I didn’t think twice about involving my children this week, though, when President Trump issued an executive order that was executed in a way that left traumatized refugees and others stranded in airports with nowhere to call home. I didn’t think twice until someone from my own family commended me (after the fact) about how brave this action was given the pushback I might be facing from others close to me. Do my friends and family think I’m crazy?
I am almost certain I have friends and family that believe my activism unfairly indoctrinates my children. To those of you whom I love who may feel this way, you are correct. I unfairly indoctrinate my children with my worldview. As it turns out, every type of parenting results in a child with a worldview. Please don’t blame my activism for this; you likely just disagree with my beliefs. That’s okay to say.
My initial hesitancy to engage my children in social justice has changed to a strong belief that involving my children in activism is really important. Here are a few stories from the week that illustrate my belief.
- Monday night, as we were making signs for a refugee vigil, my six year old asked, “Mom, what is a refugee?” This question and others came because we were engaged in action. I watched her internalize the idea that “refugee” is a status that is temporary. She said, “so if we had a war here and had to leave, we would be refugees?” Yes we would. She was learning and soaking it in. This likely wouldn’t have come up over dinner in the same way it came up over action.

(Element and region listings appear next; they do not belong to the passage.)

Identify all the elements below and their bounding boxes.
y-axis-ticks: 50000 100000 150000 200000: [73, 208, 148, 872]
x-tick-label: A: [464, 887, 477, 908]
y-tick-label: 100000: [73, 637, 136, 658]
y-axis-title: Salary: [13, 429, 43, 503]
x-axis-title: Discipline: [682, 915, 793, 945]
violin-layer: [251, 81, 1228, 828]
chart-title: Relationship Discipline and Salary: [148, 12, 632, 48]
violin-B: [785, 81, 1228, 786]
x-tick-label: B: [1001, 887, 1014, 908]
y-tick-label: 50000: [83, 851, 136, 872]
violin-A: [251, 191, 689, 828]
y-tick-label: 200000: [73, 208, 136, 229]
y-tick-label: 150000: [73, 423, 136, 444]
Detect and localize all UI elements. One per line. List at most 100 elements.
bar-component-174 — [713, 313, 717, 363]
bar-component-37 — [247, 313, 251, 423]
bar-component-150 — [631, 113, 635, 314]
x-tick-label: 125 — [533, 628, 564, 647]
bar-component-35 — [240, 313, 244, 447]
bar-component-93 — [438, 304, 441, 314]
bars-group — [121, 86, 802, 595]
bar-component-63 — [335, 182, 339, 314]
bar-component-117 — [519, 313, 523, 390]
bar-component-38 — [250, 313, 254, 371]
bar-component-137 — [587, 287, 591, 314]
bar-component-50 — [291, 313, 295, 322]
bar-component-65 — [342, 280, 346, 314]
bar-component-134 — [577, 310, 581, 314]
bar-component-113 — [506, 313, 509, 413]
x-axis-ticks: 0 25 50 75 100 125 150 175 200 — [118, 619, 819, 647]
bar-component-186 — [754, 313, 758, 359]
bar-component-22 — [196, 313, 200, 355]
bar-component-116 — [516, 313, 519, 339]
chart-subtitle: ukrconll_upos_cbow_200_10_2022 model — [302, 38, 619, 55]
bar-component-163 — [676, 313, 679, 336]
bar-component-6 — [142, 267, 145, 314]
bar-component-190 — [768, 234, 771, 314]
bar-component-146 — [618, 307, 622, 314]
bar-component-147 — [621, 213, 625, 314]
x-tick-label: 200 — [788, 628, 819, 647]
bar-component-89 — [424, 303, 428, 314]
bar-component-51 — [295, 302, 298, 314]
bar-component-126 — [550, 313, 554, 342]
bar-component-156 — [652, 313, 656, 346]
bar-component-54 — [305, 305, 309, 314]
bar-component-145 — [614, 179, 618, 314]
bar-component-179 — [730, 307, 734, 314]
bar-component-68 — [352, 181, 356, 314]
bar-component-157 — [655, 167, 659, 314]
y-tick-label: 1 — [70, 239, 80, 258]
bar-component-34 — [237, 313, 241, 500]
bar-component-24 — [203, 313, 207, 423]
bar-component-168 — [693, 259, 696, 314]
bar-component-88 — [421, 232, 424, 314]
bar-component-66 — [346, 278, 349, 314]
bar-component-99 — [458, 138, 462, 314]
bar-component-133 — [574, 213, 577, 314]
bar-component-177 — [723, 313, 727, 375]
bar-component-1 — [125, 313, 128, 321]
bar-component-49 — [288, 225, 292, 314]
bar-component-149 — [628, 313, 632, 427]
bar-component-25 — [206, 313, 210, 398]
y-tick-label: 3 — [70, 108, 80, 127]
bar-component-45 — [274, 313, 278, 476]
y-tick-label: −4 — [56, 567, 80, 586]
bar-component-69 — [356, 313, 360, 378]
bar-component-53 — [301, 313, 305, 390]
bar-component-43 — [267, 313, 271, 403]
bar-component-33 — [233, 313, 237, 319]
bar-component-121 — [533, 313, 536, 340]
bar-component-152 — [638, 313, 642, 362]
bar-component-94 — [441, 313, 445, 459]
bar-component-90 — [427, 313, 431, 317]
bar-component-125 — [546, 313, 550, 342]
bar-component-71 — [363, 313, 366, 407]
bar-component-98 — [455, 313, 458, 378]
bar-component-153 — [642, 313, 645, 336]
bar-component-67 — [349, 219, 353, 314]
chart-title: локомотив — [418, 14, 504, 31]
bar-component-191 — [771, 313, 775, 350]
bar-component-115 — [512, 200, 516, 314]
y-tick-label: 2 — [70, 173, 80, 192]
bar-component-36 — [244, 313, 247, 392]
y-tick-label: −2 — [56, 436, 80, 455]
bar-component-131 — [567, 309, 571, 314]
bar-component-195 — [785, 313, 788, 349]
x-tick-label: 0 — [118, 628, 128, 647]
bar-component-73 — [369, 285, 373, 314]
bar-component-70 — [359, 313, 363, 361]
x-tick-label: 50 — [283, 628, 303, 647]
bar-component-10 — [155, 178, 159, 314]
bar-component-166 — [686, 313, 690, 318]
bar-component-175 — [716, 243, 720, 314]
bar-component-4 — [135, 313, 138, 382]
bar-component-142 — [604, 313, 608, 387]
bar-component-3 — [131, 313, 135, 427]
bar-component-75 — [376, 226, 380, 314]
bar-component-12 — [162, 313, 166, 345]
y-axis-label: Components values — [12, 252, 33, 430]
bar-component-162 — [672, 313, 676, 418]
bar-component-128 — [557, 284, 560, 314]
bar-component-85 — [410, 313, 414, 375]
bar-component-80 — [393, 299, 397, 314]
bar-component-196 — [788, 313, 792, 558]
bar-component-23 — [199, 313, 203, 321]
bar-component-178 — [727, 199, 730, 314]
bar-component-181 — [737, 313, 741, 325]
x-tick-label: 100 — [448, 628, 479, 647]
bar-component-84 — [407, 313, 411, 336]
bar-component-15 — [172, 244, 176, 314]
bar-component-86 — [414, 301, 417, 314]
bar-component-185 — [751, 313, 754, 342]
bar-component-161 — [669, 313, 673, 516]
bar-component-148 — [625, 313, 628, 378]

- Tuesday night, we took the girls with us to the vigil. They didn’t understand everything. That night she asked a friend, “so who are you voting for?” and later to me, “what are we supposed to do here?” However, at one point in the evening, my children linked arms with other children from our church and began to sway. Somehow they internalized that the purpose of going was being together and standing in solidarity.
- This afternoon, I got home from work and showed E the front page of the local newspaper. She stood looking at a photograph of the vigil for a long time. “That’s us?” she asked. Yes, that’s us and the other 2,000 who think this matters.
I see my actions toward justice as living out my faith, which repeatedly calls believers to action on behalf of orphans, widows, foreigners, and the oppressed. Living this out with my children is a powerful witness. I am now okay with activist parenting. I see it as a radical departure from “it will be fine” to “let’s help make it fine.” I want to raise children who recognize and call out injustice, believe they can make a difference, and know how to do it. So I’ll model it, and we’ll practice together.